Spanish EU presidency marred by economic crisis

1st July 2010, Comments 0 comments

Analysts say Spain's ambitious presidency of the EU was overshadowed by the Greek debt crisis and fears that it could spread to other European countries.

Spain's ambitious presidency of the EU was eclipsed by the European debt crisis which thrust the country's fragile economy into the global spotlight and weakened the Spanish government, analysts said.

Socialist Prime Minister Jose Luis Rodriguez Zapatero had planned to use the six-month presidency of the 27-nation bloc, which wraps up on 1 July when Belgium takes over, to bolster his international stature.

But nothing went as planned as the eruption of the Greek debt crisis, and the subsequent fears that it could spread to other southern European nations like Spain and Portugal, caused stock markets and the euro single currency to plunge.

Under pressure by EU heavyweight Germany, the Spanish government adopted unpopular austerity measures, including public sector spending cuts, aimed at slashing a public deficit that hit 11.2 percent of gross domestic product in 2009, the third-highest after Greece and Ireland.

The government also adopted an overhaul of its rigid labour market as recommended by the International Monetary Fund to fight an unemployment rate of 20 percent.

Spain's Prime Minister Jose Luis Rodriguez Zapatero (C) arrives for a parliament session in Madrid on 23 June 2010, in which he defended his country's turn at the helm of the EU presidency

The reforms, which make it easier and less expensive to fire workers, put an end to Zapatero's honeymoon with the nation's unions, which have called a general strike for 29 September, and caused his popularity to drop.

Spain was ending its stint as EU president as a "protectorate" of the bloc with its "economy managed from abroad", the leader of the main opposition Popular Party, Mariano Rajoy, charged last week during a debate with Zapatero in parliament.

"The circumstances of the Greek crisis and the widespread problem of fiscal deficits overtook Spain as they would have overtaken any rotating presidency," said Ignacio Molina, a Europe analyst with the Elcano Institute think tank in Madrid.

"But Spain also emerged as one of the weakest countries in this scenario. It found itself without a margin for manoeuvre, being in the position of judge and litigant at the same time. It was difficult for other countries to consider it a neutral president," he added.

Hierlemann Dominik, a specialist in European affairs at German's Bertelsmann Foundation, said all other priorities "such as relations with the Maghreb, the rights of women, were swept away by the crisis in the euro, they were marginalised."

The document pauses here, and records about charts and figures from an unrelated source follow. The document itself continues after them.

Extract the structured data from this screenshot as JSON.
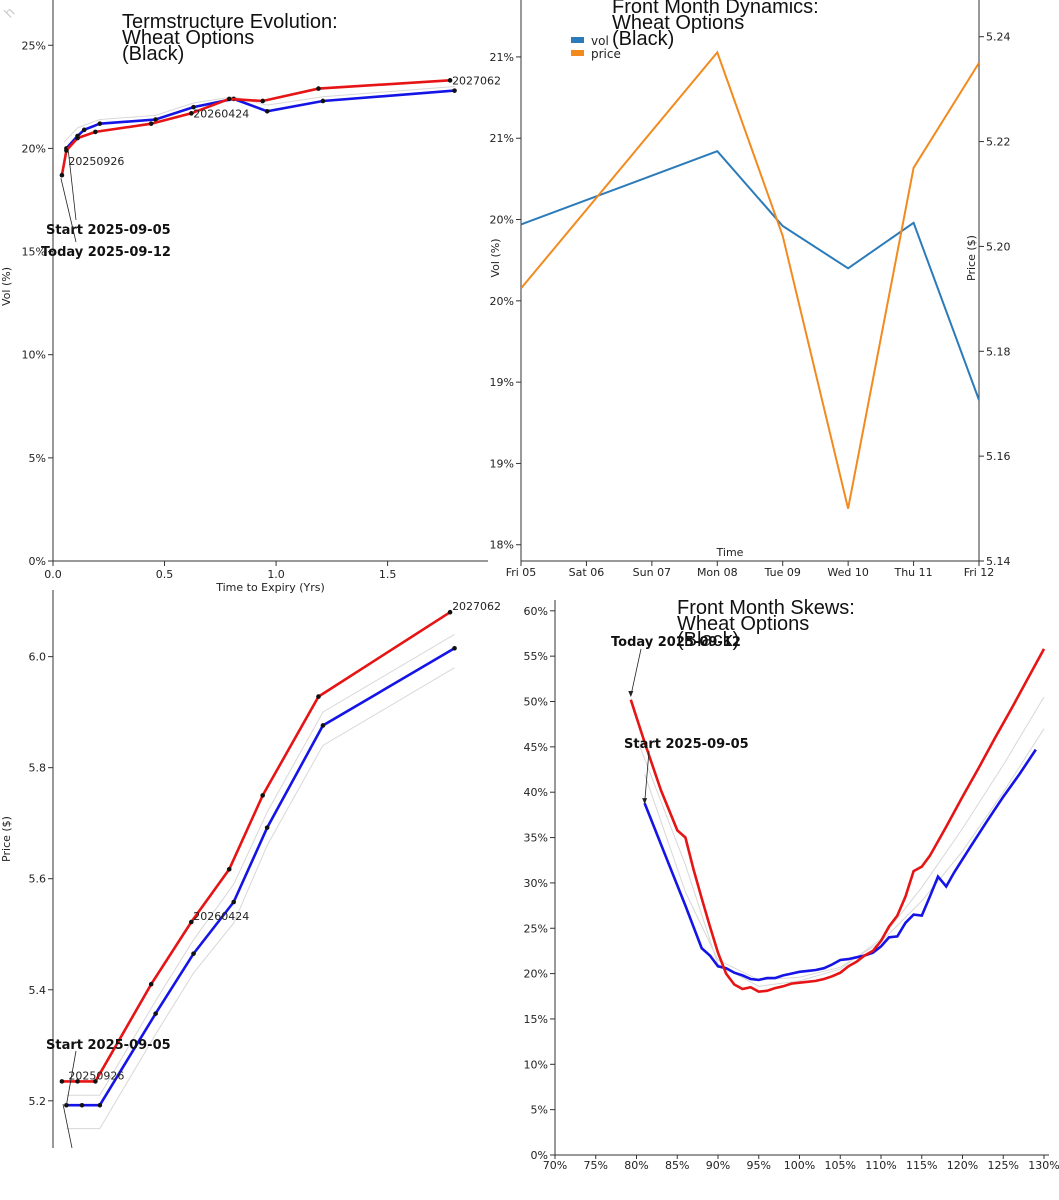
{
  "watermark": "h",
  "colors": {
    "start": "#1414e6",
    "today": "#e61414",
    "vol": "#2b7bba",
    "price": "#f28a1e",
    "ghost": "#d8d8d8"
  },
  "chart_data": [
    {
      "id": "ts_vol",
      "type": "line",
      "title": [
        "Termstructure Evolution:",
        "Wheat Options",
        "(Black)"
      ],
      "xlabel": "Time to Expiry (Yrs)",
      "ylabel": "Vol (%)",
      "xlim": [
        0,
        1.95
      ],
      "ylim": [
        0,
        27
      ],
      "xticks": [
        0,
        0.5,
        1.0,
        1.5
      ],
      "xtick_labels": [
        "0.0",
        "0.5",
        "1.0",
        "1.5"
      ],
      "yticks": [
        0,
        5,
        10,
        15,
        20,
        25
      ],
      "ytick_labels": [
        "0%",
        "5%",
        "10%",
        "15%",
        "20%",
        "25%"
      ],
      "series": [
        {
          "name": "Start 2025-09-05",
          "role": "start",
          "x": [
            0.06,
            0.11,
            0.14,
            0.21,
            0.46,
            0.63,
            0.81,
            0.96,
            1.21,
            1.8
          ],
          "y": [
            20.0,
            20.6,
            20.9,
            21.2,
            21.4,
            22.0,
            22.4,
            21.8,
            22.3,
            22.8
          ]
        },
        {
          "name": "Today 2025-09-12",
          "role": "today",
          "x": [
            0.04,
            0.06,
            0.11,
            0.19,
            0.44,
            0.62,
            0.79,
            0.94,
            1.19,
            1.78
          ],
          "y": [
            18.7,
            19.9,
            20.5,
            20.8,
            21.2,
            21.7,
            22.4,
            22.3,
            22.9,
            23.3
          ]
        }
      ],
      "ghost_series": [
        {
          "x": [
            0.05,
            0.11,
            0.21,
            0.46,
            0.63,
            0.81,
            0.96,
            1.21,
            1.8
          ],
          "y": [
            20.3,
            21.0,
            21.4,
            21.6,
            22.2,
            22.5,
            22.1,
            22.5,
            23.0
          ]
        }
      ],
      "point_labels": [
        {
          "text": "20250926",
          "x": 0.06,
          "y": 19.4
        },
        {
          "text": "20260424",
          "x": 0.62,
          "y": 21.7
        },
        {
          "text": "2027062",
          "x": 1.78,
          "y": 23.3
        }
      ],
      "annotations": [
        {
          "text": "Start 2025-09-05",
          "x": 0.06,
          "y": 20.0
        },
        {
          "text": "Today 2025-09-12",
          "x": 0.04,
          "y": 18.7
        }
      ]
    },
    {
      "id": "front_dyn",
      "type": "line",
      "title": [
        "Front Month Dynamics:",
        "Wheat Options",
        "(Black)"
      ],
      "xlabel": "Time",
      "ylabel": "Vol (%)",
      "ylabel_right": "Price ($)",
      "categories": [
        "Fri 05",
        "Sat 06",
        "Sun 07",
        "Mon 08",
        "Tue 09",
        "Wed 10",
        "Thu 11",
        "Fri 12"
      ],
      "ylim": [
        18.4,
        21.85
      ],
      "yticks": [
        18.5,
        19.0,
        19.5,
        20.0,
        20.5,
        21.0,
        21.5
      ],
      "ytick_labels": [
        "18%",
        "19%",
        "19%",
        "20%",
        "20%",
        "21%",
        "21%"
      ],
      "ylim_right": [
        5.14,
        5.247
      ],
      "yticks_right": [
        5.14,
        5.16,
        5.18,
        5.2,
        5.22,
        5.24
      ],
      "ytick_labels_right": [
        "5.14",
        "5.16",
        "5.18",
        "5.20",
        "5.22",
        "5.24"
      ],
      "legend": [
        "vol",
        "price"
      ],
      "legend_position": "top-left",
      "series": [
        {
          "name": "vol",
          "axis": "left",
          "x": [
            0,
            3,
            4,
            5,
            6,
            7
          ],
          "y": [
            20.47,
            20.92,
            20.46,
            20.2,
            20.48,
            19.39
          ]
        },
        {
          "name": "price",
          "axis": "right",
          "x": [
            0,
            3,
            4,
            5,
            6,
            7
          ],
          "y": [
            5.192,
            5.237,
            5.202,
            5.15,
            5.215,
            5.235
          ]
        }
      ]
    },
    {
      "id": "ts_price",
      "type": "line",
      "title": [],
      "xlabel": "",
      "ylabel": "Price ($)",
      "xlim": [
        0,
        1.95
      ],
      "ylim": [
        5.115,
        6.12
      ],
      "yticks": [
        5.2,
        5.4,
        5.6,
        5.8,
        6.0
      ],
      "ytick_labels": [
        "5.2",
        "5.4",
        "5.6",
        "5.8",
        "6.0"
      ],
      "series": [
        {
          "name": "Start 2025-09-05",
          "role": "start",
          "x": [
            0.06,
            0.13,
            0.21,
            0.46,
            0.63,
            0.81,
            0.96,
            1.21,
            1.8
          ],
          "y": [
            5.192,
            5.192,
            5.192,
            5.357,
            5.465,
            5.558,
            5.692,
            5.876,
            6.015
          ]
        },
        {
          "name": "Today 2025-09-12",
          "role": "today",
          "x": [
            0.04,
            0.11,
            0.19,
            0.44,
            0.62,
            0.79,
            0.94,
            1.19,
            1.78
          ],
          "y": [
            5.235,
            5.235,
            5.235,
            5.41,
            5.522,
            5.617,
            5.75,
            5.928,
            6.08
          ]
        }
      ],
      "ghost_series": [
        {
          "x": [
            0.06,
            0.21,
            0.46,
            0.63,
            0.81,
            0.96,
            1.21,
            1.8
          ],
          "y": [
            5.15,
            5.15,
            5.32,
            5.43,
            5.52,
            5.66,
            5.84,
            5.98
          ]
        },
        {
          "x": [
            0.06,
            0.21,
            0.46,
            0.63,
            0.81,
            0.96,
            1.21,
            1.8
          ],
          "y": [
            5.21,
            5.21,
            5.38,
            5.49,
            5.59,
            5.72,
            5.9,
            6.04
          ]
        }
      ],
      "point_labels": [
        {
          "text": "20250926",
          "x": 0.06,
          "y": 5.235
        },
        {
          "text": "20260424",
          "x": 0.62,
          "y": 5.522
        },
        {
          "text": "2027062",
          "x": 1.78,
          "y": 6.08
        }
      ],
      "annotations": [
        {
          "text": "Start 2025-09-05",
          "x": 0.06,
          "y": 5.192
        }
      ]
    },
    {
      "id": "skew",
      "type": "line",
      "title": [
        "Front Month Skews:",
        "Wheat Options",
        "(Black)"
      ],
      "xlabel": "",
      "ylabel": "",
      "xlim": [
        70,
        130
      ],
      "ylim": [
        0,
        61
      ],
      "xticks": [
        70,
        75,
        80,
        85,
        90,
        95,
        100,
        105,
        110,
        115,
        120,
        125,
        130
      ],
      "xtick_labels": [
        "70%",
        "75%",
        "80%",
        "85%",
        "90%",
        "95%",
        "100%",
        "105%",
        "110%",
        "115%",
        "120%",
        "125%",
        "130%"
      ],
      "yticks": [
        0,
        5,
        10,
        15,
        20,
        25,
        30,
        35,
        40,
        45,
        50,
        55,
        60
      ],
      "ytick_labels": [
        "0%",
        "5%",
        "10%",
        "15%",
        "20%",
        "25%",
        "30%",
        "35%",
        "40%",
        "45%",
        "50%",
        "55%",
        "60%"
      ],
      "series": [
        {
          "name": "Start 2025-09-05",
          "role": "start",
          "x": [
            81,
            84,
            86,
            88,
            89,
            90,
            91,
            92,
            93,
            94,
            95,
            96,
            97,
            98,
            99,
            100,
            101,
            102,
            103,
            104,
            105,
            106,
            107,
            108,
            109,
            110,
            111,
            112,
            113,
            114,
            115,
            116,
            117,
            118,
            119,
            121,
            123,
            125,
            127,
            129
          ],
          "y": [
            38.8,
            32.0,
            27.5,
            22.8,
            22.0,
            20.8,
            20.6,
            20.1,
            19.8,
            19.4,
            19.3,
            19.5,
            19.5,
            19.8,
            20.0,
            20.2,
            20.3,
            20.4,
            20.6,
            21.0,
            21.5,
            21.6,
            21.8,
            22.0,
            22.3,
            23.0,
            24.0,
            24.1,
            25.6,
            26.5,
            26.4,
            28.5,
            30.7,
            29.6,
            31.2,
            34.0,
            36.8,
            39.5,
            42.0,
            44.7
          ]
        },
        {
          "name": "Today 2025-09-12",
          "role": "today",
          "x": [
            79.3,
            81,
            83,
            85,
            86,
            87,
            88,
            89,
            90,
            91,
            92,
            93,
            94,
            95,
            96,
            97,
            98,
            99,
            100,
            101,
            102,
            103,
            104,
            105,
            106,
            107,
            108,
            109,
            110,
            111,
            112,
            113,
            114,
            115,
            116,
            118,
            120,
            122,
            124,
            126,
            128,
            130
          ],
          "y": [
            50.2,
            45.5,
            40.2,
            35.8,
            35.0,
            31.5,
            28.3,
            25.2,
            22.3,
            20.0,
            18.8,
            18.3,
            18.5,
            18.0,
            18.1,
            18.4,
            18.6,
            18.9,
            19.0,
            19.1,
            19.2,
            19.4,
            19.7,
            20.1,
            20.8,
            21.3,
            22.0,
            22.5,
            23.6,
            25.2,
            26.4,
            28.5,
            31.3,
            31.8,
            33.0,
            36.2,
            39.5,
            42.7,
            46.0,
            49.2,
            52.5,
            55.8
          ]
        }
      ],
      "ghost_series": [
        {
          "x": [
            81,
            86,
            90,
            95,
            100,
            105,
            110,
            115,
            120,
            125,
            130
          ],
          "y": [
            42,
            29,
            21.5,
            19.3,
            19.6,
            20.7,
            23.5,
            28,
            33.5,
            40,
            47
          ]
        },
        {
          "x": [
            80,
            86,
            90,
            95,
            100,
            105,
            110,
            115,
            120,
            125,
            130
          ],
          "y": [
            46,
            32,
            21,
            18.6,
            19.2,
            20.5,
            23.8,
            29.5,
            36,
            43,
            50.5
          ]
        }
      ],
      "annotations": [
        {
          "text": "Today 2025-09-12",
          "x": 79.3,
          "y": 50.6
        },
        {
          "text": "Start 2025-09-05",
          "x": 81,
          "y": 38.8
        }
      ]
    }
  ]
}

On the diplomatic front Spain's presidency of the EU was marked by the cancellation of two key summits, one with the United States in May and the other with the Mediterranean Union in June.

The EU-US summit was called off after US President Barack Obama cancelled the trip citing his busy schedule while the Mediterranean Union summit was postponed to give time for progress in indirect talks between Israel and the Palestinians.

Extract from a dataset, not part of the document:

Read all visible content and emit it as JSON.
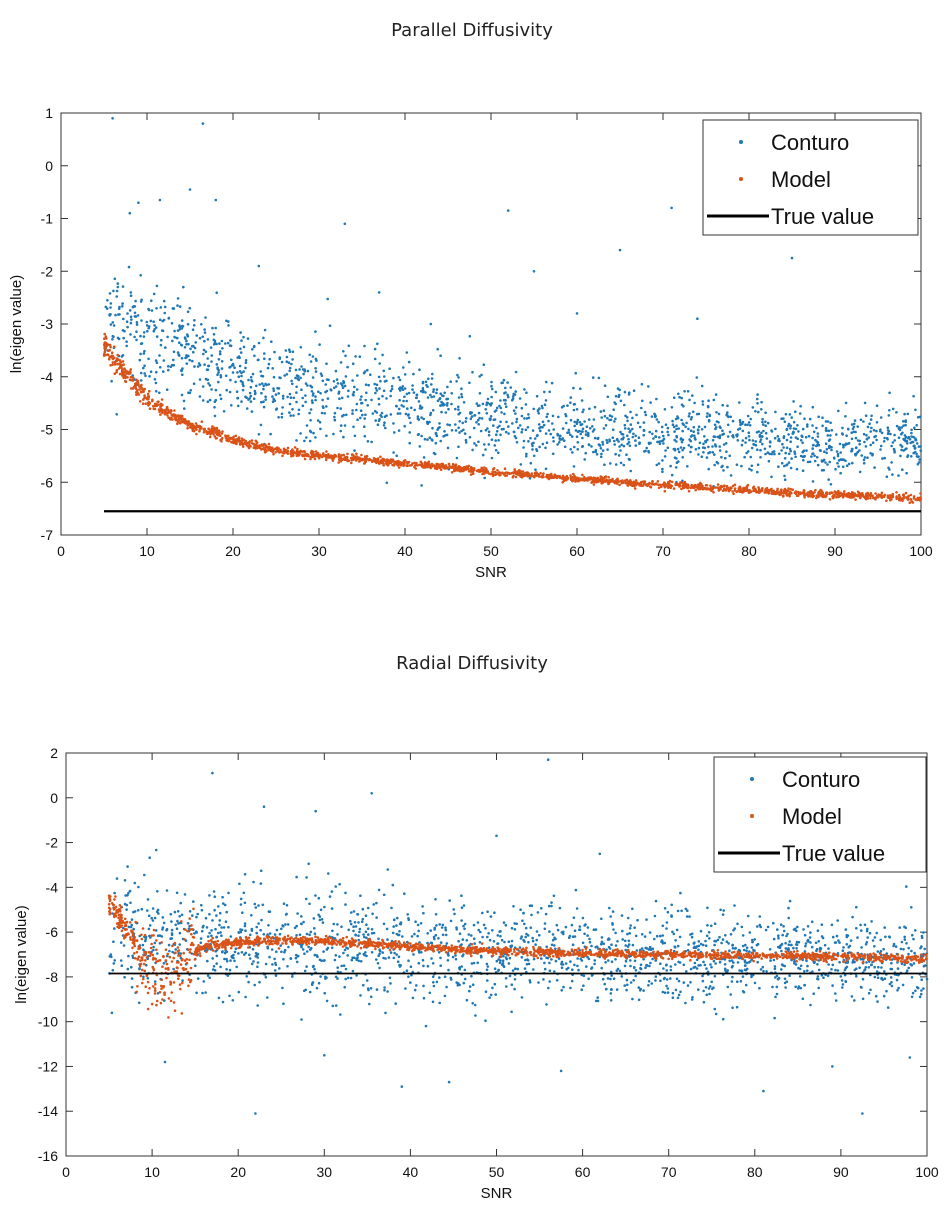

The death of Cuban dissident Orlando Zapata in February torpedoed Spain's bid to get the EU to soften its common position regarding the communist island.

AFP PHOTO/Luke Sharrett/POOL
Toronto : German Chancellor Angela Merkel (L) and Spanish President Jose Luis Rodriguez Zapatero join other world leaders on stage before posing for the 2010 G20 Summit family photo in Toronto, Ontario, Canada, on 27 June 2010

Spain did achieve its goals for the EU-Latin America summit held in May with the announcement of a free trade agreement between the bloc and Central America and the relaunch of free trade talks with South American trading bloc Mercosur, which is made up of Argentina, Brazil, Uruguay and Paraguay.

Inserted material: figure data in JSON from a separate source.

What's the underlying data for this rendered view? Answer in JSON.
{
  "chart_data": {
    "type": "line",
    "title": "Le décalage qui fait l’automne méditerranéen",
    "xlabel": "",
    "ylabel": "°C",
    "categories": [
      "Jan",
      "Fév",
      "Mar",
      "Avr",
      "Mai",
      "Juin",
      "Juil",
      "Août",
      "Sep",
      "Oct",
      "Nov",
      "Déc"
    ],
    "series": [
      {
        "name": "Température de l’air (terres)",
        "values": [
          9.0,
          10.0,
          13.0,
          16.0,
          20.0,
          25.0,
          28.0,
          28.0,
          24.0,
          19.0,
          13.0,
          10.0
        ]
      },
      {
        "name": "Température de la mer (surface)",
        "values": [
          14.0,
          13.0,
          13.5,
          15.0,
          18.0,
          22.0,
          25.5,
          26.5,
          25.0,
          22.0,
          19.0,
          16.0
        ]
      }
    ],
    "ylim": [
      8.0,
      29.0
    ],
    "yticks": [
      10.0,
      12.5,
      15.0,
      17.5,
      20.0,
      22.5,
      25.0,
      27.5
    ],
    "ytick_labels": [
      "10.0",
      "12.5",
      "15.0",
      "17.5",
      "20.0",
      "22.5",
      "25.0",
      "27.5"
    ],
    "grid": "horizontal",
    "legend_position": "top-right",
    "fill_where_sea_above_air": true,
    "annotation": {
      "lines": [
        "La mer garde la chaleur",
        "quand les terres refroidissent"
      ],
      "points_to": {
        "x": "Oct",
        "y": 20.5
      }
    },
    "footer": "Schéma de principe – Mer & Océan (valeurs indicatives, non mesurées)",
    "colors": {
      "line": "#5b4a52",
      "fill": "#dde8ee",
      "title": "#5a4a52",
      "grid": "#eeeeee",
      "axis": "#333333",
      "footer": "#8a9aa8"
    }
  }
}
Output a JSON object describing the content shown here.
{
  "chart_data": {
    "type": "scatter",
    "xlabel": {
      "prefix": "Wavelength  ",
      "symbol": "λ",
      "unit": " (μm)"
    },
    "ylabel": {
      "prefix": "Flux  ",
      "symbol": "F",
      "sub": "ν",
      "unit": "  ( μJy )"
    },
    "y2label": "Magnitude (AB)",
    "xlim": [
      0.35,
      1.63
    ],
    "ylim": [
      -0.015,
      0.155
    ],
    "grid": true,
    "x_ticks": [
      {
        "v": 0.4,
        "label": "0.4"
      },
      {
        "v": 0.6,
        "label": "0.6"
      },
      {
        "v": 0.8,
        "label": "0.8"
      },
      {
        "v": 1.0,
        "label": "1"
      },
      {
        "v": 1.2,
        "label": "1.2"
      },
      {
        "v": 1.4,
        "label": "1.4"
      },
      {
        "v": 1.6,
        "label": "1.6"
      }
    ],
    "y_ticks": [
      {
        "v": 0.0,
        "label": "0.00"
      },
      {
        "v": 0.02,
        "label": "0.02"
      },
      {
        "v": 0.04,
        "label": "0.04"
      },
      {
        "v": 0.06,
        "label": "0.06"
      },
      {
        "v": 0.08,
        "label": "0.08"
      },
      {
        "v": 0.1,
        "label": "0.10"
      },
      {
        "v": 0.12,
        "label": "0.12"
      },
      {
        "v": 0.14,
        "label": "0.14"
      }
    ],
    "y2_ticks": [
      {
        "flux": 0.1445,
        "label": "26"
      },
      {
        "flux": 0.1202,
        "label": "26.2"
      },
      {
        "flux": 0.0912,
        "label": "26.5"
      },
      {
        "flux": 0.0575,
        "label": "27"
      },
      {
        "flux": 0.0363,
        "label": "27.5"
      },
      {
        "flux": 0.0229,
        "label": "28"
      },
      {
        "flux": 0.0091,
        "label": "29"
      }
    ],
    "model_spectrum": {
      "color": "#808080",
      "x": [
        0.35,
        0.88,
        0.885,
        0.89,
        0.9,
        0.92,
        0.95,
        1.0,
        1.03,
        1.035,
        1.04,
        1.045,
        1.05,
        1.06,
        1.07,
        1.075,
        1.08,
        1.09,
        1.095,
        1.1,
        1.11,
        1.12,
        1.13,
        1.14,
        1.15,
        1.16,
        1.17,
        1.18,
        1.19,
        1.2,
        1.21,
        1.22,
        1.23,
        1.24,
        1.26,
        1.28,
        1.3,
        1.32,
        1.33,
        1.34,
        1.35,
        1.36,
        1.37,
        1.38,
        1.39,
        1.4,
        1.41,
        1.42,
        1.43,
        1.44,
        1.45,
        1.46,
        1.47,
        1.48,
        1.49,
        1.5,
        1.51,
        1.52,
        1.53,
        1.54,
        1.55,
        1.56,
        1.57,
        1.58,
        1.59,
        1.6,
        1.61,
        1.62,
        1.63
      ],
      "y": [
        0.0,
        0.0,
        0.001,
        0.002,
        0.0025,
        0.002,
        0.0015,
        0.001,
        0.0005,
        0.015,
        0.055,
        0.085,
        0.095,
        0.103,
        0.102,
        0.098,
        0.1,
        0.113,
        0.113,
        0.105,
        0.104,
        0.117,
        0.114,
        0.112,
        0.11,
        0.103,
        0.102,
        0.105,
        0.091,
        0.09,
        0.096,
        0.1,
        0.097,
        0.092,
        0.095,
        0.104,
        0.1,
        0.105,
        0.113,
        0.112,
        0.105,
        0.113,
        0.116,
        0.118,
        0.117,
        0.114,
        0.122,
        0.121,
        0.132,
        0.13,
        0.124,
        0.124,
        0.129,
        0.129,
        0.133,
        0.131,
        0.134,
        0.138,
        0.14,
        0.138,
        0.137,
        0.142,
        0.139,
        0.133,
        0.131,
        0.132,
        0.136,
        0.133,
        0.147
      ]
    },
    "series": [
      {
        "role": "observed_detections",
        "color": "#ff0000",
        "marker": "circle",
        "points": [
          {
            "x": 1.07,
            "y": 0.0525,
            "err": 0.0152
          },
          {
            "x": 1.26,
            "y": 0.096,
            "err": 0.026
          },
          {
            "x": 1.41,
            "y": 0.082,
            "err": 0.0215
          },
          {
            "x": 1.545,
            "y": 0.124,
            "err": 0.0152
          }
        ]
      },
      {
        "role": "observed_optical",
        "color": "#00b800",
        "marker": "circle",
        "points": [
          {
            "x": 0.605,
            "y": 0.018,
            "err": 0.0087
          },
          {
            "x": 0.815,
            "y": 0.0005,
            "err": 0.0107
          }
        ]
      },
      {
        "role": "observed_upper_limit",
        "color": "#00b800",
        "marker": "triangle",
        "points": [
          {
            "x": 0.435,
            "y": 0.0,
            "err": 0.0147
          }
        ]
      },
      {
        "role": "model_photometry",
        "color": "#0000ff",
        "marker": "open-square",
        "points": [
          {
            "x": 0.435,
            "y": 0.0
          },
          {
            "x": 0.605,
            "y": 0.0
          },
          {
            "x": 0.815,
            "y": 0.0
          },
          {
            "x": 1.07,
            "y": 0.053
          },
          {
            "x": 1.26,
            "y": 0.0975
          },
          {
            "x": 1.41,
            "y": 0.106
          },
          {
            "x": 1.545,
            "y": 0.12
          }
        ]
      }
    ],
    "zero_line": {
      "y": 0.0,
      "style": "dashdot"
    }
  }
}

Zapatero defended Spain's performance during the EU presidency, saying it had been "satisfactory" and "useful".

He pointed to the approval at an EU summit last week of Madrid's proposal to make bank stress tests public -- which he said would be "fundamental" to restore calm in the markets -- as an example of the success of the Spanish presidency.

"We had to deal with difficult circumstances for the European Union and also for our country," he added.